Because Emma wasn’t here to chase her.

She was here to stay.

And deep down, she already knew Olivia would come to her.

The message came late, after the hospital had hushed to its skeletal hours, when only the hum of machines and the soft soles of night shift shoes echoed down too-bright corridors.

Emma had returned to the sleek, corporate hotel room they’d put her in for the onboarding period with white bedding, featureless art, and a minibar she hadn’t touched.

She’d peeled off her boots and undressed slowly, as if loosening the bindings of a day spent pretending she didn’t ache for the woman who had nearly dropped her in place with just a look across that marble atrium.

Her phone buzzed against the nightstand. There was only one line, no punctuation, no preamble.

Come to me

It was followed by an address.

She was out the door in minutes, hair pulled loose, black tank clinging to her skin, a low thrum in her body that had nothing to do with nerves and everything to do with gravity.

When Olivia opened the door, she said nothing.

She stood in the doorway like a challenge and a prayer all at once—barefoot, flushed, wearing only a t-shirt that hung too wide at the neck and exposed one shoulder, her hair down in thick, honey-blonde waves, her eyes wild in the way that only came after restraint had strangled every softer urge.

Her lips parted like she wanted to speak, but instead she just stepped aside, granting Emma entry not just into the room but into the atmosphere she’d been holding too tightly for too long.

The door shut behind them.

And still, not a word, just thick, hot air coiling between them.

Emma crossed the space like a woman walking into fire, her breath shallow but steady, her heart pounding with the kind of promise that didn’t ask for consent twice.

Olivia stood at the edge of the bed, eyes unreadable but body betraying her.

The way her chest rose fast. The way her fingers curled in at her sides.

The way her knees bent just slightly, as if the earth wasn’t quite stable beneath her anymore.
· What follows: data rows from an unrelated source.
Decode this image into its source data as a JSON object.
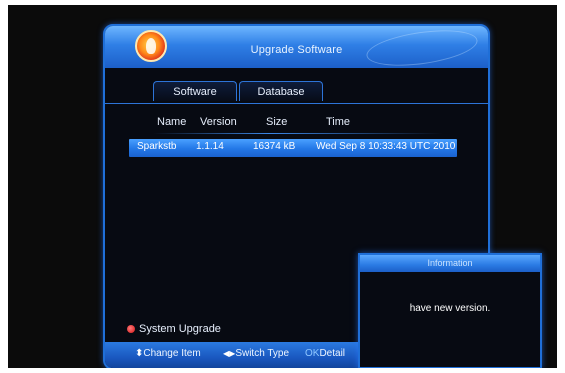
{
  "window": {
    "title": "Upgrade Software"
  },
  "tabs": [
    {
      "label": "Software"
    },
    {
      "label": "Database"
    }
  ],
  "table": {
    "columns": [
      "Name",
      "Version",
      "Size",
      "Time"
    ],
    "rows": [
      {
        "name": "Sparkstb",
        "version": "1.1.14",
        "size": "16374 kB",
        "time": "Wed Sep  8 10:33:43 UTC 2010"
      }
    ]
  },
  "actions": {
    "system_upgrade": "System Upgrade"
  },
  "footer": {
    "change_item_key": "⬍",
    "change_item": "Change Item",
    "switch_type_key": "◀▶",
    "switch_type": "Switch Type",
    "detail_key": "OK",
    "detail": "Detail"
  },
  "dialog": {
    "title": "Information",
    "message": "have new version."
  },
  "colors": {
    "accent": "#2377e6",
    "background": "#0b0b0b",
    "red_button": "#d41313"
  },
  "icons": {
    "logo": "swirl-logo-icon",
    "red_button": "red-key-icon"
  }
}
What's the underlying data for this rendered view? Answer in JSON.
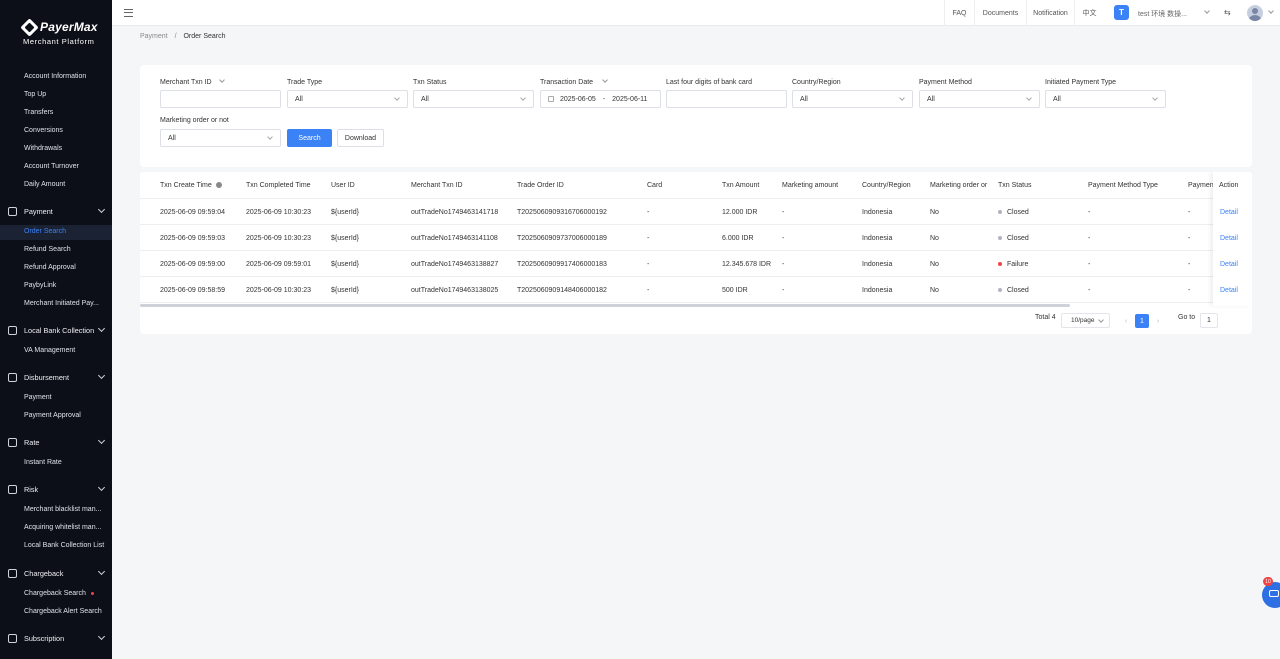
{
  "brand": {
    "name": "PayerMax",
    "subtitle": "Merchant  Platform"
  },
  "sidebar": {
    "top_items": [
      "Account Information",
      "Top Up",
      "Transfers",
      "Conversions",
      "Withdrawals",
      "Account Turnover",
      "Daily Amount"
    ],
    "groups": [
      {
        "label": "Payment",
        "icon": "card-icon",
        "items": [
          "Order Search",
          "Refund Search",
          "Refund Approval",
          "PaybyLink",
          "Merchant Initiated Pay..."
        ]
      },
      {
        "label": "Local Bank Collection",
        "icon": "bank-icon",
        "items": [
          "VA Management"
        ]
      },
      {
        "label": "Disbursement",
        "icon": "wallet-icon",
        "items": [
          "Payment",
          "Payment Approval"
        ]
      },
      {
        "label": "Rate",
        "icon": "exchange-icon",
        "items": [
          "Instant Rate"
        ]
      },
      {
        "label": "Risk",
        "icon": "shield-icon",
        "items": [
          "Merchant blacklist man...",
          "Acquiring whitelist man...",
          "Local Bank Collection List"
        ]
      },
      {
        "label": "Chargeback",
        "icon": "document-icon",
        "items": [
          "Chargeback Search",
          "Chargeback Alert Search"
        ]
      },
      {
        "label": "Subscription",
        "icon": "calendar-icon",
        "items": []
      }
    ],
    "active_item": "Order Search"
  },
  "topbar": {
    "links": [
      "FAQ",
      "Documents",
      "Notification",
      "中文"
    ],
    "user_initial": "T",
    "user_name": "test 环境 数操..."
  },
  "breadcrumb": {
    "parent": "Payment",
    "separator": "/",
    "current": "Order Search"
  },
  "filters": {
    "merchant_txn_id": {
      "label": "Merchant Txn ID",
      "value": ""
    },
    "trade_type": {
      "label": "Trade Type",
      "value": "All"
    },
    "txn_status": {
      "label": "Txn Status",
      "value": "All"
    },
    "transaction_date": {
      "label": "Transaction Date",
      "start": "2025-06-05",
      "separator": "-",
      "end": "2025-06-11"
    },
    "last_four": {
      "label": "Last four digits of bank card",
      "value": ""
    },
    "country_region": {
      "label": "Country/Region",
      "value": "All"
    },
    "payment_method": {
      "label": "Payment Method",
      "value": "All"
    },
    "initiated_payment_type": {
      "label": "Initiated Payment Type",
      "value": "All"
    },
    "marketing_order": {
      "label": "Marketing order or not",
      "value": "All"
    },
    "search_label": "Search",
    "download_label": "Download"
  },
  "table": {
    "columns": [
      "Txn Create Time",
      "Txn Completed Time",
      "User ID",
      "Merchant Txn ID",
      "Trade Order ID",
      "Card",
      "Txn Amount",
      "Marketing amount",
      "Country/Region",
      "Marketing order or",
      "Txn Status",
      "Payment Method Type",
      "Paymen",
      "Action"
    ],
    "rows": [
      {
        "create": "2025-06-09 09:59:04",
        "completed": "2025-06-09 10:30:23",
        "user": "${userId}",
        "merchant_txn": "outTradeNo1749463141718",
        "trade_order": "T2025060909316706000192",
        "card": "-",
        "amount": "12.000 IDR",
        "marketing": "-",
        "country": "Indonesia",
        "marketing_order": "No",
        "status": "Closed",
        "status_color": "#b0b4bc",
        "pm_type": "-",
        "pm": "-",
        "action": "Detail"
      },
      {
        "create": "2025-06-09 09:59:03",
        "completed": "2025-06-09 10:30:23",
        "user": "${userId}",
        "merchant_txn": "outTradeNo1749463141108",
        "trade_order": "T2025060909737006000189",
        "card": "-",
        "amount": "6.000 IDR",
        "marketing": "-",
        "country": "Indonesia",
        "marketing_order": "No",
        "status": "Closed",
        "status_color": "#b0b4bc",
        "pm_type": "-",
        "pm": "-",
        "action": "Detail"
      },
      {
        "create": "2025-06-09 09:59:00",
        "completed": "2025-06-09 09:59:01",
        "user": "${userId}",
        "merchant_txn": "outTradeNo1749463138827",
        "trade_order": "T2025060909917406000183",
        "card": "-",
        "amount": "12.345.678 IDR",
        "marketing": "-",
        "country": "Indonesia",
        "marketing_order": "No",
        "status": "Failure",
        "status_color": "#f04444",
        "pm_type": "-",
        "pm": "-",
        "action": "Detail"
      },
      {
        "create": "2025-06-09 09:58:59",
        "completed": "2025-06-09 10:30:23",
        "user": "${userId}",
        "merchant_txn": "outTradeNo1749463138025",
        "trade_order": "T2025060909148406000182",
        "card": "-",
        "amount": "500 IDR",
        "marketing": "-",
        "country": "Indonesia",
        "marketing_order": "No",
        "status": "Closed",
        "status_color": "#b0b4bc",
        "pm_type": "-",
        "pm": "-",
        "action": "Detail"
      }
    ]
  },
  "pagination": {
    "total_label": "Total 4",
    "page_size": "10/page",
    "current_page": "1",
    "goto_label": "Go to",
    "goto_value": "1"
  },
  "chat": {
    "badge": "10"
  },
  "colors": {
    "accent": "#3b82f6",
    "sidebar_bg": "#0c0f17",
    "failure": "#f04444",
    "closed": "#b0b4bc"
  }
}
Emma didn’t reach for her, just waited a beat.

And then Olivia moved, one step, then another, and suddenly her hands were fisting in Emma’s shirt, dragging her forward with a desperation that bordered on reverence.

Their mouths collided in heat, molten and searching and hungry, a kiss that held the tremor of withheld emotion, of nights spent aching and remembering and trying not to remember.

Emma moaned low into Olivia’s mouth, her fingers sliding under the hem of that thin shirt, palms skimming the smooth, burning skin of her waist. Olivia gasped as their bodies pressed flush, all soft curves and firm muscle and a storm’s worth of feeling trapped between them.